Antonio Guterres, the U.N. High Commissioner for Refugees, told donors at an annual meeting Monday that he recognized the financial environment would raise challenges for those who have traditionally funded UNHCR programs.
“At the same time, I must point out that the resources required to support the 31 million people we care for are very modest indeed when compared the sums being spent to bring stability to the international financial system,” Guterres said.
“It would be tragic if the funds available to the humanitarian community in general and the UNHCR in particular were to decline at the very time when the demands upon us are increasing so dramatically,” he said.

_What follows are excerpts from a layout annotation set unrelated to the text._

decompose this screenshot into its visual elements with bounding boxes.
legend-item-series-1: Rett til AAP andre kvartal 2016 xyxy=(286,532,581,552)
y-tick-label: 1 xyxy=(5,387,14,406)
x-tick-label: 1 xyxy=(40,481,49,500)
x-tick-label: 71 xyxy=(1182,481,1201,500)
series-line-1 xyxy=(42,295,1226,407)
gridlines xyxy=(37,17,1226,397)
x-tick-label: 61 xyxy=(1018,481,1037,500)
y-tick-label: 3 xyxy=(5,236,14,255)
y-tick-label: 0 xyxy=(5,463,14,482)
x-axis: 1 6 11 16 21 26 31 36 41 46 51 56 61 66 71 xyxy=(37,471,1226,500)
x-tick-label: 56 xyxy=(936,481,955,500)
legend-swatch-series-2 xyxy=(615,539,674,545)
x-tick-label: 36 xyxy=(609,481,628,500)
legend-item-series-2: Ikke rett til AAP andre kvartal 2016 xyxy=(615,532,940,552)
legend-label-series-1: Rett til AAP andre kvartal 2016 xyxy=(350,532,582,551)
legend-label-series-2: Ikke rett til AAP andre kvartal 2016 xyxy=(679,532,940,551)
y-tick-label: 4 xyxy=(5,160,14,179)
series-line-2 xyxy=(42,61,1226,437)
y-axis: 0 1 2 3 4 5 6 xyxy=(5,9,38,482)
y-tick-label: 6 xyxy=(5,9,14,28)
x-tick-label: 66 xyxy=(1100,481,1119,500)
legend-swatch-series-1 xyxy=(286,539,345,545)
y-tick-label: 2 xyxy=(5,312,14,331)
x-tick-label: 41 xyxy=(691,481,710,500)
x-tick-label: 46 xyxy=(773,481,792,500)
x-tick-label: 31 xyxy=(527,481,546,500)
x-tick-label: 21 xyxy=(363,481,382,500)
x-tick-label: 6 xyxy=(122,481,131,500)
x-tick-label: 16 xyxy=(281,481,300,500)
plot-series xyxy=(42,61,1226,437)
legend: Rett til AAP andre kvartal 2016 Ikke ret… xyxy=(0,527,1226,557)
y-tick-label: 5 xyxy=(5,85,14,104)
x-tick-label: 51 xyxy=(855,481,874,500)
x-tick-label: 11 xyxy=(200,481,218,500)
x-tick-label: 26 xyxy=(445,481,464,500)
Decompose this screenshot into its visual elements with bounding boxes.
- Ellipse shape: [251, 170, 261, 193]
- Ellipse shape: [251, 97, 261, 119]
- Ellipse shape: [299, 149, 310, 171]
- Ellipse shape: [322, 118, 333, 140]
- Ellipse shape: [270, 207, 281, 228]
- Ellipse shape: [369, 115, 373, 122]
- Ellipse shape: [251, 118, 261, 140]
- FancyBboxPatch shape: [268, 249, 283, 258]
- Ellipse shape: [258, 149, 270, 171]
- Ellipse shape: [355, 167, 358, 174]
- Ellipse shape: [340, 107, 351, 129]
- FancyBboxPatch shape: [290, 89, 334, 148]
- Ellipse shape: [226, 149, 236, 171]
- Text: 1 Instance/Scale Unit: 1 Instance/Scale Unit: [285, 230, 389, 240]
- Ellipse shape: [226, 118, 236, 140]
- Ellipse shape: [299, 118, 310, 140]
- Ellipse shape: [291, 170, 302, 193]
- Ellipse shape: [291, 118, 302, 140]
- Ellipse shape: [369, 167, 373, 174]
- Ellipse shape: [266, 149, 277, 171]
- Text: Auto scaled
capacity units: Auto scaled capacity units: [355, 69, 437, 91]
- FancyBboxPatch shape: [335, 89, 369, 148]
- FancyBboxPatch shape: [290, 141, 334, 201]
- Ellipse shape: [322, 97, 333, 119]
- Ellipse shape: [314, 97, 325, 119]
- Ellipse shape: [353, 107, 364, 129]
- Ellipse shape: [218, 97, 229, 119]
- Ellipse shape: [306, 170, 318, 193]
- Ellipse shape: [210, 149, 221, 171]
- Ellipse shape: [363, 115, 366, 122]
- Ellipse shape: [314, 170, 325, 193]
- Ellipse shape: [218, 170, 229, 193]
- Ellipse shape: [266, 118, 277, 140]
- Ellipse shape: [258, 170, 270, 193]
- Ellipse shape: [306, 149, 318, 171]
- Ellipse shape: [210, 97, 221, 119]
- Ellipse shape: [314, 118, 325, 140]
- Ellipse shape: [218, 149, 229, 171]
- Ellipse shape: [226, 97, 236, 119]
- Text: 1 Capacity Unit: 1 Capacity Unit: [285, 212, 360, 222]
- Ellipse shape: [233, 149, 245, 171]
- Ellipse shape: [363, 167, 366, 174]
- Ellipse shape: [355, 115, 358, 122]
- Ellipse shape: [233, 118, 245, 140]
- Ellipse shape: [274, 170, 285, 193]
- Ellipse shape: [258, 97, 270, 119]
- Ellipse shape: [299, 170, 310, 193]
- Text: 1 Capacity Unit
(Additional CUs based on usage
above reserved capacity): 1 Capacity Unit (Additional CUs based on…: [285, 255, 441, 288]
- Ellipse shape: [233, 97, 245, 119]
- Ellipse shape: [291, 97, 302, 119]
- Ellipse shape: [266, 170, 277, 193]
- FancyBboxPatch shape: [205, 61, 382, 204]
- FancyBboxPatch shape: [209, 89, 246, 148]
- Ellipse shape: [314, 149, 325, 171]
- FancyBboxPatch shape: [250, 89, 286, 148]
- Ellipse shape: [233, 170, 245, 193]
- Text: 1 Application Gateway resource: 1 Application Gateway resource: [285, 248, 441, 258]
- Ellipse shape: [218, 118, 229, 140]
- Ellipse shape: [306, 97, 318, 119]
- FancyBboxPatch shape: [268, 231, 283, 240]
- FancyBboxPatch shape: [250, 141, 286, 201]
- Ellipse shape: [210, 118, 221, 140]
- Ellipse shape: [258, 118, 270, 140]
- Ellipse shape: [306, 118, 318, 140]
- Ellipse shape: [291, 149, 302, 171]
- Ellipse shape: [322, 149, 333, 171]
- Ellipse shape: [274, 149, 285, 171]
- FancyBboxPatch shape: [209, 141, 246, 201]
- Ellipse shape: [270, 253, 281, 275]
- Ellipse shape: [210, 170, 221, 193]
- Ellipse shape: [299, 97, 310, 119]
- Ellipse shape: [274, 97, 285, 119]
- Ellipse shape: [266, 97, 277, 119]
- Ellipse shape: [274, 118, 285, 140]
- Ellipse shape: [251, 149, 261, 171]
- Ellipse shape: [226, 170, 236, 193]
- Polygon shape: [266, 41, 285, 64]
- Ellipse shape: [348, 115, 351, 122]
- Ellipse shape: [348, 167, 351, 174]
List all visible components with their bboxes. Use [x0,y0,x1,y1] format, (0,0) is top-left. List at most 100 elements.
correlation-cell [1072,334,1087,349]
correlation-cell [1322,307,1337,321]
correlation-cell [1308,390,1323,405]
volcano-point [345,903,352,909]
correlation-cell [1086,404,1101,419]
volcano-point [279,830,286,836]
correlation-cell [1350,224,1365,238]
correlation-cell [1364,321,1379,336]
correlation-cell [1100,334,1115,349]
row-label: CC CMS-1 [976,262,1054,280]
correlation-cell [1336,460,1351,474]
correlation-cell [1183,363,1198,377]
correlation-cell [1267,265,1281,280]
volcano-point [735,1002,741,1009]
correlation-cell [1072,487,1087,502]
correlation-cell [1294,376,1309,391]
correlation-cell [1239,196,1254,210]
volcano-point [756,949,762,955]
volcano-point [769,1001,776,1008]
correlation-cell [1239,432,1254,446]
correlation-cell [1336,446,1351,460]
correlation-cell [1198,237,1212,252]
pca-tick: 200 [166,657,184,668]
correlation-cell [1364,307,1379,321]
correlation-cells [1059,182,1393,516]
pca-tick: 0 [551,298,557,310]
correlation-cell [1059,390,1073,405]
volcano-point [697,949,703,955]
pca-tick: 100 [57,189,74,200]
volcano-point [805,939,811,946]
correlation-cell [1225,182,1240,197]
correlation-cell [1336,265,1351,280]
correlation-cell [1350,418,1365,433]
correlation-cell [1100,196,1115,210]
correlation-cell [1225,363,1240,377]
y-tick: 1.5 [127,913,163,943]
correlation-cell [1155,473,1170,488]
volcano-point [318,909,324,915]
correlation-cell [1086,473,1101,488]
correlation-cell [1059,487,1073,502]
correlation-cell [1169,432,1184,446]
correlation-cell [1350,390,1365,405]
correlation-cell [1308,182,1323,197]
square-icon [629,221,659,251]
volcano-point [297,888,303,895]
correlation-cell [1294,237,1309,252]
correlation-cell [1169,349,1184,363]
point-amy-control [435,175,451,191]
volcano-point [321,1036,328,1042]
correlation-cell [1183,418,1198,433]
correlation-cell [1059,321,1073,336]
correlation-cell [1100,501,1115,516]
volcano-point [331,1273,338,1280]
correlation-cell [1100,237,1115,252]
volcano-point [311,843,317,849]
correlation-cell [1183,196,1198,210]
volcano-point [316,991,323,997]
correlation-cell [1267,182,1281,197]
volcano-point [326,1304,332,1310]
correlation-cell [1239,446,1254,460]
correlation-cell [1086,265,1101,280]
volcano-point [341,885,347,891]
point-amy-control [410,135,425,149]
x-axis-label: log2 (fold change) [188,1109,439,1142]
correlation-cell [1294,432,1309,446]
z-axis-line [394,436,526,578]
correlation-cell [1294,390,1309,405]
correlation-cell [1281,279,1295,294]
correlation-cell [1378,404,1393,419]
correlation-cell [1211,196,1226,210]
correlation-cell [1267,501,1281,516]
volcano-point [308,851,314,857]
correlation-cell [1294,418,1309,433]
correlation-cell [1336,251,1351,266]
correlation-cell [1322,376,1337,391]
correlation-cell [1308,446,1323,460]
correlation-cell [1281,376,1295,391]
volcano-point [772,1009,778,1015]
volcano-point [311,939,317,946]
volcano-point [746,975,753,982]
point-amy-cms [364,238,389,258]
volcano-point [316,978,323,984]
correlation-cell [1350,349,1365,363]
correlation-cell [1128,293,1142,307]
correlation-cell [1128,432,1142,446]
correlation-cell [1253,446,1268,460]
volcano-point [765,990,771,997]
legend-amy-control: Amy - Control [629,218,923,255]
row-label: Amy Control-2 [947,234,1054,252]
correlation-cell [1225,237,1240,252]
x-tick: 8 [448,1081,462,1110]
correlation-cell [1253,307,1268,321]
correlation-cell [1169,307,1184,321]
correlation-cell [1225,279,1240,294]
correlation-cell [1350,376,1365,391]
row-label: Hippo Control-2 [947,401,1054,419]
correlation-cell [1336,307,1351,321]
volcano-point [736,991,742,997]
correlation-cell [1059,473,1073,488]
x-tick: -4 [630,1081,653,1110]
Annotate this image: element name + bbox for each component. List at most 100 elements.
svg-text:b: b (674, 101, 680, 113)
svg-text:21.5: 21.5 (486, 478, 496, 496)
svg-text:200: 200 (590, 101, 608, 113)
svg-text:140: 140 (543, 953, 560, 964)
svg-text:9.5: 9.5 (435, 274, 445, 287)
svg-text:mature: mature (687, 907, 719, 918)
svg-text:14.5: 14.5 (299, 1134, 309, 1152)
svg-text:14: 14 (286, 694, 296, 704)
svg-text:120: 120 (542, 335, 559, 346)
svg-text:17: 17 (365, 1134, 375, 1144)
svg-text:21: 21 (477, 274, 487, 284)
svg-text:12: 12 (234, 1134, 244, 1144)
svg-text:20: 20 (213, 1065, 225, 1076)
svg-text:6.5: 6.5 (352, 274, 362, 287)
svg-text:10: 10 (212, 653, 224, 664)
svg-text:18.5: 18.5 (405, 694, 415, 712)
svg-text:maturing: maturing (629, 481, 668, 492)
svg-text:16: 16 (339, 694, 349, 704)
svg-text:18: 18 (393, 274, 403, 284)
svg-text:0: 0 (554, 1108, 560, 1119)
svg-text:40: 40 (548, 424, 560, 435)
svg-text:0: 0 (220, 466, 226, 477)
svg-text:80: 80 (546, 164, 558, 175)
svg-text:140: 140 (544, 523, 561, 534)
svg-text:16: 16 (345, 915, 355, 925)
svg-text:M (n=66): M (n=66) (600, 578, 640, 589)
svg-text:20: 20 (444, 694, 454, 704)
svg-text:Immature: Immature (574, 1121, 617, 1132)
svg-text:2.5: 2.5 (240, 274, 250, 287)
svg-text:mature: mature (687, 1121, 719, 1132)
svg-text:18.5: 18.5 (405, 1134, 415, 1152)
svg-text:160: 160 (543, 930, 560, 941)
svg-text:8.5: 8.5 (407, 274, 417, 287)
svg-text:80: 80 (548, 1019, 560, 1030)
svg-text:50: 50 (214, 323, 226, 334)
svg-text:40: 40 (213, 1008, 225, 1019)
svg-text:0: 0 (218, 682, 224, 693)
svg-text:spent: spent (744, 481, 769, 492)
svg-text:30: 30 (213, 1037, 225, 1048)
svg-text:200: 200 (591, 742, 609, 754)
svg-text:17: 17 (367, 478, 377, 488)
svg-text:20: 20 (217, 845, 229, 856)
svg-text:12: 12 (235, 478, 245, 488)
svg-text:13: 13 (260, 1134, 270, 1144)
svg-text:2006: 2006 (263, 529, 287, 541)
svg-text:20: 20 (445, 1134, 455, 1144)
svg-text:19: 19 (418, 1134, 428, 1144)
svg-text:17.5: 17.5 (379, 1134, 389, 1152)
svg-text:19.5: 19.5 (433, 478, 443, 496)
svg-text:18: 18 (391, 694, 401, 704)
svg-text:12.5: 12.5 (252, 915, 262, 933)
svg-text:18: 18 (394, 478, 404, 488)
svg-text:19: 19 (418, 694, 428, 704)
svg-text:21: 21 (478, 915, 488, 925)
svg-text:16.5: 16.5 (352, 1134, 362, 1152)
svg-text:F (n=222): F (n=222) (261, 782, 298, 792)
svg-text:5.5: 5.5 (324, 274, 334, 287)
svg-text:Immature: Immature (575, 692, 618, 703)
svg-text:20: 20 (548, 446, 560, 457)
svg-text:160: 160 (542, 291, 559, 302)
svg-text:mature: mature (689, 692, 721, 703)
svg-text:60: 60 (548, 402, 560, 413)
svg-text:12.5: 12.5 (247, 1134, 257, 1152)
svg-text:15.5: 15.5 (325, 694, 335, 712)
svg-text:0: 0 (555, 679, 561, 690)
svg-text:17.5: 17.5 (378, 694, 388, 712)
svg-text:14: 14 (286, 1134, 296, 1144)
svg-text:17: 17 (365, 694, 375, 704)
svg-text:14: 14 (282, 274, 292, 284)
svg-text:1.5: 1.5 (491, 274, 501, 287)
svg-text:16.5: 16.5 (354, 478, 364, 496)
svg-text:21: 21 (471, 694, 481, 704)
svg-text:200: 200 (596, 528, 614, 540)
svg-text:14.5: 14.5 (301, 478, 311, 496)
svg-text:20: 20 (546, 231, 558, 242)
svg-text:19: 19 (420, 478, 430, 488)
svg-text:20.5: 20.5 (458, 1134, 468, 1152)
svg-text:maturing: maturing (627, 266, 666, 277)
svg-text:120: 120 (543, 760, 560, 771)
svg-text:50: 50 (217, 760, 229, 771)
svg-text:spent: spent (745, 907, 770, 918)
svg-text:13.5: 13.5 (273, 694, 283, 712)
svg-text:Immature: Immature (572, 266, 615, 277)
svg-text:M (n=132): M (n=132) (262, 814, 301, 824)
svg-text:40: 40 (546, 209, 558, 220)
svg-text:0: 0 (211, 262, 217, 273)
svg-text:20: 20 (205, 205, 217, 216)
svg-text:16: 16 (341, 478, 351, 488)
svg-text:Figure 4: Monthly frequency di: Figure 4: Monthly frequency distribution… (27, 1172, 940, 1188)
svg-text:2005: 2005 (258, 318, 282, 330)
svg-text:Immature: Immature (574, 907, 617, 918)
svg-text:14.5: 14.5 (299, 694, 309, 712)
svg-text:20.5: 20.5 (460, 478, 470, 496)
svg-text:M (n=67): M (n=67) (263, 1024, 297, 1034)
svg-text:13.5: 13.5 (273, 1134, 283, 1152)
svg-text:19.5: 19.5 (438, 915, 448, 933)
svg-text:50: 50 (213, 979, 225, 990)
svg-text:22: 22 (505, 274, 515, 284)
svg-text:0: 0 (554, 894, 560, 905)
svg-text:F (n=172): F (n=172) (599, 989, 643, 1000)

Charitable groups relying on donations from individuals, families and private foundations whose fortunes are invested in volatile financial markets are also worried the credit crunch could make it harder to solicit and secure donations.
“We are in the process of determining where we may feel the impact most,” said Jo Hodges of CARE International, which runs anti-poverty programs in 70 countries around the world.
And Encho Gospodinov of the International Federation of Red Cross and Red Crescent Societies said that if donors hold back funding, humanitarian work would suffer.
“We are very, very worried that this could now affect our programs,” he said of the financial crisis.
At a U.N. summit in New York last month, where reports of struggling Wall Street banks overshadowed talks between world leaders, French Foreign Minister Bernard Kouchner said the credit crunch had restricted budgets for development aid.
Oxfam’s Charveriat said global development aid was already weakening before the economic crisis set in, dropping to $103.7 billion in 2007 from $104.4 billion the year before.
“Aid levels have been falling even under the best economic conditions. This crisis must not be an excuse to cut aid flows further,” she said.
And British Prime Minister Gordon Brown also appealed to rich countries not to use the crisis as a reason to not help the poor. “This would be the worst time to turn back,” he said.